Japan diverts Manila flights over rocket launch


TOKYO: Japan’s two biggest airlines on Friday said they are changing routes for some flights as North Korea plans to launch what it says will be a satellite-bearing rocket later this month.

All Nippon Airways and Japan Airlines said that between February 8 and 25— the launch window announced by Pyongyang —they will divert planes that fly over waters off the Philippines where missile parts and debris are expected to fall after the launch.

The change will affect three ANA flights—from Tokyo’s Haneda Airport to Manila, from Manila to Tokyo’s Narita International Airport, and from Jakarta in Indonesia to Narita, the airline said.

Two JAL flights, meanwhile, from Jakarta to Narita and from Narita to Manila, will also be diverted, Japan Airlines said.

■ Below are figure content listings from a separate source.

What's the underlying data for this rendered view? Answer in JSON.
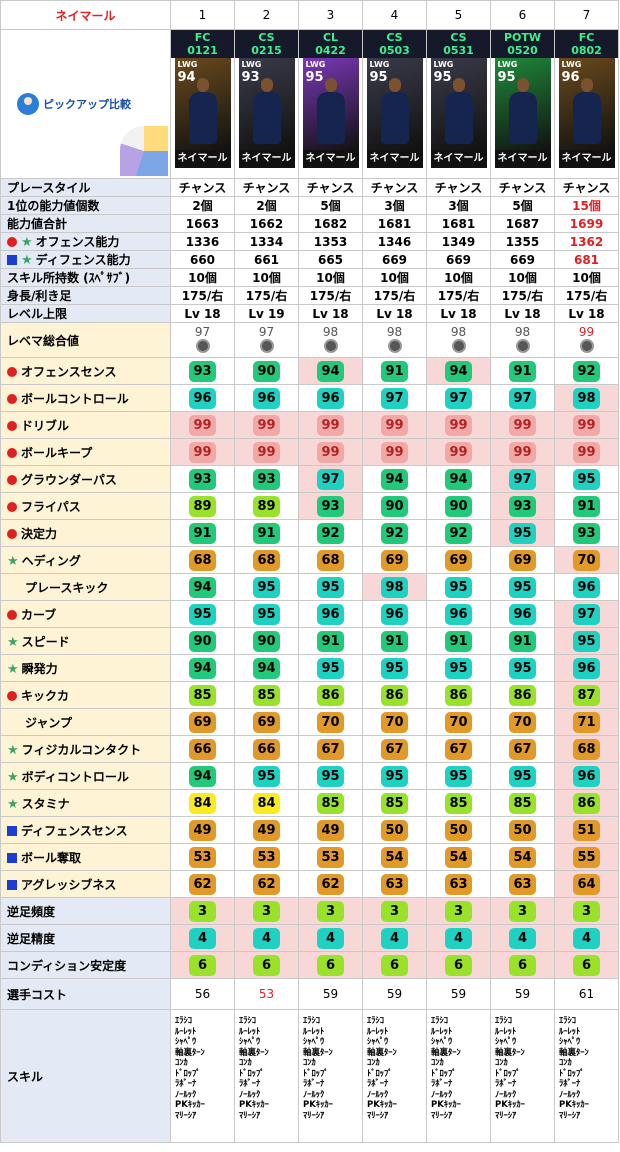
{
  "corner_label": "ネイマール",
  "columns": [
    "1",
    "2",
    "3",
    "4",
    "5",
    "6",
    "7"
  ],
  "pickup_label": "ピックアップ比較",
  "cards": [
    {
      "tag1": "FC",
      "tag2": "0121",
      "pos": "LWG",
      "ovr": "94",
      "name": "ネイマール",
      "bg": "#6a4a1c"
    },
    {
      "tag1": "CS",
      "tag2": "0215",
      "pos": "LWG",
      "ovr": "93",
      "name": "ネイマール",
      "bg": "#3b3b4a"
    },
    {
      "tag1": "CL",
      "tag2": "0422",
      "pos": "LWG",
      "ovr": "95",
      "name": "ネイマール",
      "bg": "#7a38b8"
    },
    {
      "tag1": "CS",
      "tag2": "0503",
      "pos": "LWG",
      "ovr": "95",
      "name": "ネイマール",
      "bg": "#3b3b4a"
    },
    {
      "tag1": "CS",
      "tag2": "0531",
      "pos": "LWG",
      "ovr": "95",
      "name": "ネイマール",
      "bg": "#3b3b4a"
    },
    {
      "tag1": "POTW",
      "tag2": "0520",
      "pos": "LWG",
      "ovr": "95",
      "name": "ネイマール",
      "bg": "#1f8a3a"
    },
    {
      "tag1": "FC",
      "tag2": "0802",
      "pos": "LWG",
      "ovr": "96",
      "name": "ネイマール",
      "bg": "#6a4a1c"
    }
  ],
  "info_rows": [
    {
      "label": "プレースタイル",
      "values": [
        "チャンス",
        "チャンス",
        "チャンス",
        "チャンス",
        "チャンス",
        "チャンス",
        "チャンス"
      ],
      "red": []
    },
    {
      "label": "1位の能力値個数",
      "values": [
        "2個",
        "2個",
        "5個",
        "3個",
        "3個",
        "5個",
        "15個"
      ],
      "red": [
        6
      ]
    },
    {
      "label": "能力値合計",
      "values": [
        "1663",
        "1662",
        "1682",
        "1681",
        "1681",
        "1687",
        "1699"
      ],
      "red": [
        6
      ]
    },
    {
      "label": "オフェンス能力",
      "icon": "dot-star",
      "values": [
        "1336",
        "1334",
        "1353",
        "1346",
        "1349",
        "1355",
        "1362"
      ],
      "red": [
        6
      ]
    },
    {
      "label": "ディフェンス能力",
      "icon": "sq-star",
      "values": [
        "660",
        "661",
        "665",
        "669",
        "669",
        "669",
        "681"
      ],
      "red": [
        6
      ]
    },
    {
      "label": "スキル所持数 (ｽﾍﾟｻﾌﾞ)",
      "values": [
        "10個",
        "10個",
        "10個",
        "10個",
        "10個",
        "10個",
        "10個"
      ],
      "red": []
    },
    {
      "label": "身長/利き足",
      "values": [
        "175/右",
        "175/右",
        "175/右",
        "175/右",
        "175/右",
        "175/右",
        "175/右"
      ],
      "red": []
    },
    {
      "label": "レベル上限",
      "values": [
        "Lv 18",
        "Lv 19",
        "Lv 18",
        "Lv 18",
        "Lv 18",
        "Lv 18",
        "Lv 18"
      ],
      "red": []
    }
  ],
  "overall": {
    "label": "レベマ総合値",
    "values": [
      "97",
      "97",
      "98",
      "98",
      "98",
      "98",
      "99"
    ],
    "red": [
      6
    ]
  },
  "stat_rows": [
    {
      "label": "オフェンスセンス",
      "icon": "dot",
      "values": [
        93,
        90,
        94,
        91,
        94,
        91,
        92
      ],
      "colors": [
        "g",
        "g",
        "g",
        "g",
        "g",
        "g",
        "g"
      ],
      "hl": [
        2,
        4
      ]
    },
    {
      "label": "ボールコントロール",
      "icon": "dot",
      "values": [
        96,
        96,
        96,
        97,
        97,
        97,
        98
      ],
      "colors": [
        "c",
        "c",
        "c",
        "c",
        "c",
        "c",
        "c"
      ],
      "hl": [
        6
      ]
    },
    {
      "label": "ドリブル",
      "icon": "dot",
      "values": [
        99,
        99,
        99,
        99,
        99,
        99,
        99
      ],
      "colors": [
        "p",
        "p",
        "p",
        "p",
        "p",
        "p",
        "p"
      ],
      "hl": [
        0,
        1,
        2,
        3,
        4,
        5,
        6
      ]
    },
    {
      "label": "ボールキープ",
      "icon": "dot",
      "values": [
        99,
        99,
        99,
        99,
        99,
        99,
        99
      ],
      "colors": [
        "p",
        "p",
        "p",
        "p",
        "p",
        "p",
        "p"
      ],
      "hl": [
        0,
        1,
        2,
        3,
        4,
        5,
        6
      ]
    },
    {
      "label": "グラウンダーパス",
      "icon": "dot",
      "values": [
        93,
        93,
        97,
        94,
        94,
        97,
        95
      ],
      "colors": [
        "g",
        "g",
        "c",
        "g",
        "g",
        "c",
        "c"
      ],
      "hl": [
        2,
        5
      ]
    },
    {
      "label": "フライパス",
      "icon": "dot",
      "values": [
        89,
        89,
        93,
        90,
        90,
        93,
        91
      ],
      "colors": [
        "l",
        "l",
        "g",
        "g",
        "g",
        "g",
        "g"
      ],
      "hl": [
        2,
        5
      ]
    },
    {
      "label": "決定力",
      "icon": "dot",
      "values": [
        91,
        91,
        92,
        92,
        92,
        95,
        93
      ],
      "colors": [
        "g",
        "g",
        "g",
        "g",
        "g",
        "c",
        "g"
      ],
      "hl": [
        5
      ]
    },
    {
      "label": "ヘディング",
      "icon": "star",
      "values": [
        68,
        68,
        68,
        69,
        69,
        69,
        70
      ],
      "colors": [
        "o",
        "o",
        "o",
        "o",
        "o",
        "o",
        "o"
      ],
      "hl": [
        6
      ]
    },
    {
      "label": "プレースキック",
      "icon": "none",
      "values": [
        94,
        95,
        95,
        98,
        95,
        95,
        96
      ],
      "colors": [
        "g",
        "c",
        "c",
        "c",
        "c",
        "c",
        "c"
      ],
      "hl": [
        3
      ]
    },
    {
      "label": "カーブ",
      "icon": "dot",
      "values": [
        95,
        95,
        96,
        96,
        96,
        96,
        97
      ],
      "colors": [
        "c",
        "c",
        "c",
        "c",
        "c",
        "c",
        "c"
      ],
      "hl": [
        6
      ]
    },
    {
      "label": "スピード",
      "icon": "star",
      "values": [
        90,
        90,
        91,
        91,
        91,
        91,
        95
      ],
      "colors": [
        "g",
        "g",
        "g",
        "g",
        "g",
        "g",
        "c"
      ],
      "hl": [
        6
      ]
    },
    {
      "label": "瞬発力",
      "icon": "star",
      "values": [
        94,
        94,
        95,
        95,
        95,
        95,
        96
      ],
      "colors": [
        "g",
        "g",
        "c",
        "c",
        "c",
        "c",
        "c"
      ],
      "hl": [
        6
      ]
    },
    {
      "label": "キックカ",
      "icon": "dot",
      "values": [
        85,
        85,
        86,
        86,
        86,
        86,
        87
      ],
      "colors": [
        "l",
        "l",
        "l",
        "l",
        "l",
        "l",
        "l"
      ],
      "hl": [
        6
      ]
    },
    {
      "label": "ジャンプ",
      "icon": "none",
      "values": [
        69,
        69,
        70,
        70,
        70,
        70,
        71
      ],
      "colors": [
        "o",
        "o",
        "o",
        "o",
        "o",
        "o",
        "o"
      ],
      "hl": [
        6
      ]
    },
    {
      "label": "フィジカルコンタクト",
      "icon": "star",
      "values": [
        66,
        66,
        67,
        67,
        67,
        67,
        68
      ],
      "colors": [
        "o",
        "o",
        "o",
        "o",
        "o",
        "o",
        "o"
      ],
      "hl": [
        6
      ]
    },
    {
      "label": "ボディコントロール",
      "icon": "star",
      "values": [
        94,
        95,
        95,
        95,
        95,
        95,
        96
      ],
      "colors": [
        "g",
        "c",
        "c",
        "c",
        "c",
        "c",
        "c"
      ],
      "hl": [
        6
      ]
    },
    {
      "label": "スタミナ",
      "icon": "star",
      "values": [
        84,
        84,
        85,
        85,
        85,
        85,
        86
      ],
      "colors": [
        "y",
        "y",
        "l",
        "l",
        "l",
        "l",
        "l"
      ],
      "hl": [
        6
      ]
    },
    {
      "label": "ディフェンスセンス",
      "icon": "sq",
      "values": [
        49,
        49,
        49,
        50,
        50,
        50,
        51
      ],
      "colors": [
        "o",
        "o",
        "o",
        "o",
        "o",
        "o",
        "o"
      ],
      "hl": [
        6
      ]
    },
    {
      "label": "ボール奪取",
      "icon": "sq",
      "values": [
        53,
        53,
        53,
        54,
        54,
        54,
        55
      ],
      "colors": [
        "o",
        "o",
        "o",
        "o",
        "o",
        "o",
        "o"
      ],
      "hl": [
        6
      ]
    },
    {
      "label": "アグレッシブネス",
      "icon": "sq",
      "values": [
        62,
        62,
        62,
        63,
        63,
        63,
        64
      ],
      "colors": [
        "o",
        "o",
        "o",
        "o",
        "o",
        "o",
        "o"
      ],
      "hl": [
        6
      ]
    }
  ],
  "misc_rows": [
    {
      "label": "逆足頻度",
      "values": [
        3,
        3,
        3,
        3,
        3,
        3,
        3
      ],
      "colors": [
        "l",
        "l",
        "l",
        "l",
        "l",
        "l",
        "l"
      ]
    },
    {
      "label": "逆足精度",
      "values": [
        4,
        4,
        4,
        4,
        4,
        4,
        4
      ],
      "colors": [
        "c",
        "c",
        "c",
        "c",
        "c",
        "c",
        "c"
      ]
    },
    {
      "label": "コンディション安定度",
      "values": [
        6,
        6,
        6,
        6,
        6,
        6,
        6
      ],
      "colors": [
        "l",
        "l",
        "l",
        "l",
        "l",
        "l",
        "l"
      ]
    }
  ],
  "cost": {
    "label": "選手コスト",
    "values": [
      "56",
      "53",
      "59",
      "59",
      "59",
      "59",
      "61"
    ],
    "red": [
      1
    ]
  },
  "skills": {
    "label": "スキル",
    "list": [
      "ｴﾗｼｺ",
      "ﾙｰﾚｯﾄ",
      "ｼｬﾍﾟｳ",
      "軸裏ﾀｰﾝ",
      "ｺﾝｶ",
      "ﾄﾞﾛｯﾌﾟ",
      "ﾗﾎﾞｰﾅ",
      "ﾉｰﾙｯｸ",
      "PKｷｯｶｰ",
      "ﾏﾘｰｼｱ"
    ]
  },
  "colors": {
    "g": "#22c97b",
    "c": "#1fd1c0",
    "o": "#e19a2a",
    "l": "#99e22a",
    "y": "#f8ec1c",
    "p": "#f3a8a8",
    "highlight": "#f8d7d7",
    "label_bg": "#e3eaf5",
    "section_bg": "#fff3d6"
  }
}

All the flights are expected to suffer delays of between five and 10 minutes, the carriers said.

Sanctions imposed by the United Nations prohibit North Korea from any use of ballistic missile technology, and such a launch would amount to another major violation of UN Security Council resolutions after its fourth nuclear test last month.

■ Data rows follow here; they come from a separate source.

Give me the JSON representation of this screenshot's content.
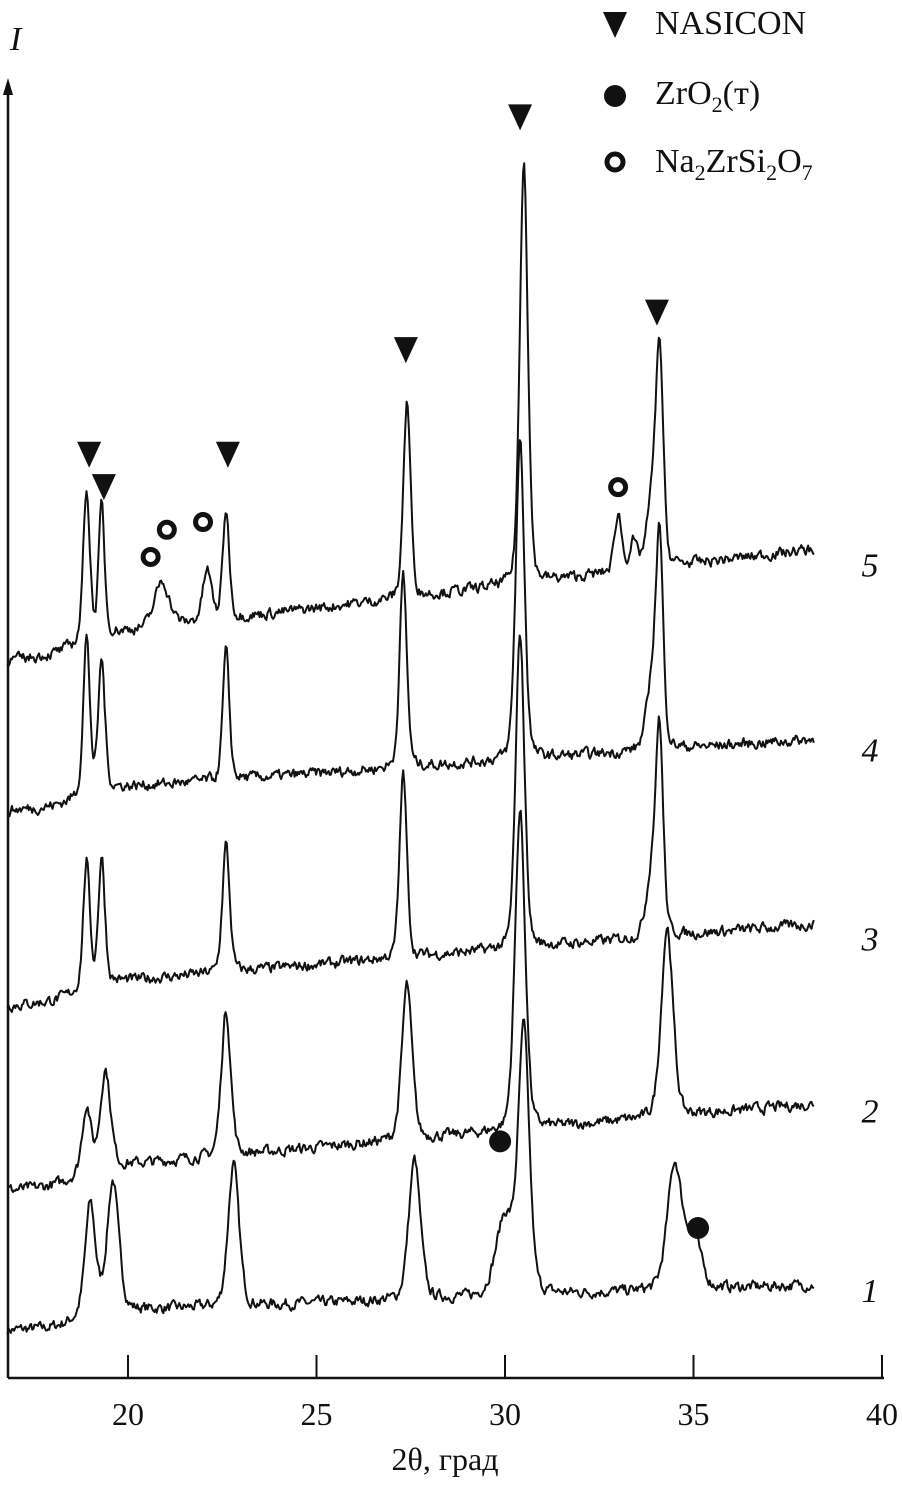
{
  "chart_data": {
    "type": "line",
    "xlabel": "2θ, град",
    "ylabel": "I",
    "xlim": [
      16.8,
      40
    ],
    "ylim": [
      0,
      100
    ],
    "xticks": [
      20,
      25,
      30,
      35,
      40
    ],
    "grid": false,
    "legend_position": "top-right",
    "legend": [
      {
        "symbol": "filled-triangle-down",
        "label": "NASICON"
      },
      {
        "symbol": "filled-circle",
        "label": "ZrO",
        "sub": "2",
        "suffix": "(т)"
      },
      {
        "symbol": "open-circle",
        "label_parts": [
          "Na",
          "2",
          "ZrSi",
          "2",
          "O",
          "7"
        ]
      }
    ],
    "x_range_measured": [
      16.8,
      38.2
    ],
    "series": [
      {
        "name": "1",
        "baseline": [
          3.7,
          6.0
        ],
        "peaks": [
          [
            19.0,
            8.5,
            0.14
          ],
          [
            19.6,
            10.0,
            0.16
          ],
          [
            22.8,
            11.0,
            0.15
          ],
          [
            27.6,
            10.8,
            0.16
          ],
          [
            30.0,
            6.0,
            0.25
          ],
          [
            30.5,
            20.1,
            0.15
          ],
          [
            34.5,
            9.7,
            0.2
          ],
          [
            35.0,
            4.0,
            0.2
          ]
        ]
      },
      {
        "name": "2",
        "baseline": [
          14.5,
          20.0
        ],
        "peaks": [
          [
            18.9,
            5.0,
            0.12
          ],
          [
            19.4,
            7.5,
            0.14
          ],
          [
            22.6,
            11.2,
            0.13
          ],
          [
            27.4,
            12.0,
            0.14
          ],
          [
            30.4,
            24.7,
            0.14
          ],
          [
            34.3,
            14.7,
            0.16
          ]
        ]
      },
      {
        "name": "3",
        "baseline": [
          28.8,
          33.9
        ],
        "peaks": [
          [
            18.9,
            9.7,
            0.09
          ],
          [
            19.3,
            9.7,
            0.09
          ],
          [
            22.6,
            9.9,
            0.1
          ],
          [
            27.3,
            14.3,
            0.1
          ],
          [
            30.4,
            24.4,
            0.12
          ],
          [
            33.9,
            5.0,
            0.15
          ],
          [
            34.1,
            15.0,
            0.1
          ]
        ]
      },
      {
        "name": "4",
        "baseline": [
          43.9,
          48.2
        ],
        "peaks": [
          [
            18.9,
            12.0,
            0.09
          ],
          [
            19.3,
            10.0,
            0.09
          ],
          [
            22.6,
            10.0,
            0.09
          ],
          [
            27.3,
            14.9,
            0.1
          ],
          [
            30.4,
            24.7,
            0.12
          ],
          [
            33.9,
            5.0,
            0.15
          ],
          [
            34.1,
            15.5,
            0.1
          ]
        ]
      },
      {
        "name": "5",
        "baseline": [
          55.5,
          62.9
        ],
        "peaks": [
          [
            18.9,
            11.6,
            0.09
          ],
          [
            19.3,
            10.0,
            0.08
          ],
          [
            20.9,
            3.5,
            0.2
          ],
          [
            22.1,
            3.9,
            0.12
          ],
          [
            22.6,
            8.4,
            0.09
          ],
          [
            27.4,
            15.1,
            0.1
          ],
          [
            30.5,
            32.9,
            0.11
          ],
          [
            33.0,
            4.5,
            0.1
          ],
          [
            33.4,
            2.0,
            0.1
          ],
          [
            33.9,
            5.0,
            0.15
          ],
          [
            34.1,
            16.0,
            0.1
          ]
        ]
      }
    ],
    "annotations": [
      {
        "symbol": "filled-triangle-down",
        "phase": "NASICON",
        "x": 18.97,
        "y": 71.4
      },
      {
        "symbol": "filled-triangle-down",
        "phase": "NASICON",
        "x": 19.36,
        "y": 68.9
      },
      {
        "symbol": "filled-triangle-down",
        "phase": "NASICON",
        "x": 22.65,
        "y": 71.4
      },
      {
        "symbol": "filled-triangle-down",
        "phase": "NASICON",
        "x": 27.37,
        "y": 79.5
      },
      {
        "symbol": "filled-triangle-down",
        "phase": "NASICON",
        "x": 30.4,
        "y": 97.5
      },
      {
        "symbol": "filled-triangle-down",
        "phase": "NASICON",
        "x": 34.03,
        "y": 82.4
      },
      {
        "symbol": "open-circle",
        "phase": "Na2ZrSi2O7",
        "x": 20.6,
        "y": 63.5
      },
      {
        "symbol": "open-circle",
        "phase": "Na2ZrSi2O7",
        "x": 21.03,
        "y": 65.6
      },
      {
        "symbol": "open-circle",
        "phase": "Na2ZrSi2O7",
        "x": 21.99,
        "y": 66.2
      },
      {
        "symbol": "open-circle",
        "phase": "Na2ZrSi2O7",
        "x": 33.0,
        "y": 68.9
      },
      {
        "symbol": "filled-circle",
        "phase": "ZrO2(т)",
        "x": 29.87,
        "y": 18.3
      },
      {
        "symbol": "filled-circle",
        "phase": "ZrO2(т)",
        "x": 35.12,
        "y": 11.6
      }
    ],
    "curve_labels": [
      {
        "text": "5",
        "y": 62.9
      },
      {
        "text": "4",
        "y": 48.6
      },
      {
        "text": "3",
        "y": 34.0
      },
      {
        "text": "2",
        "y": 20.7
      },
      {
        "text": "1",
        "y": 6.8
      }
    ]
  }
}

The North insists its space program is purely scientific in nature, but the United States and allies including South Korea say its rocket launches are aimed at developing an inter-continental ballistic missile capable of striking the US mainland.

The Philippines joined an international demand for North Korea to refrain from conducting a rocket launch, calling it a “provocation” and a violation of existing United Nations resolutions.

In a statement, the Department of Foreign Affairs (DFA) said it is “deeply concerned about North Korea’s notification that it intends to conduct a rocket launch as this will violate numerous UN Security Council resolutions.”

“The Philippines strongly urges the DPRK [Democratic People’s Republic of Korea] to desist from such provocative acts that threaten the peace and stability of the region and the rest of the world,” the DFA added.

Instability in the Korean Peninsula has long worried the Philippines because of  the large presence of Filipino workers there, numbering at least 43,000.

An escalation of conflict is also seen to affect at least 200,000 Filipinos in neighboring Japan, according to the Commission on Filipinos Overseas.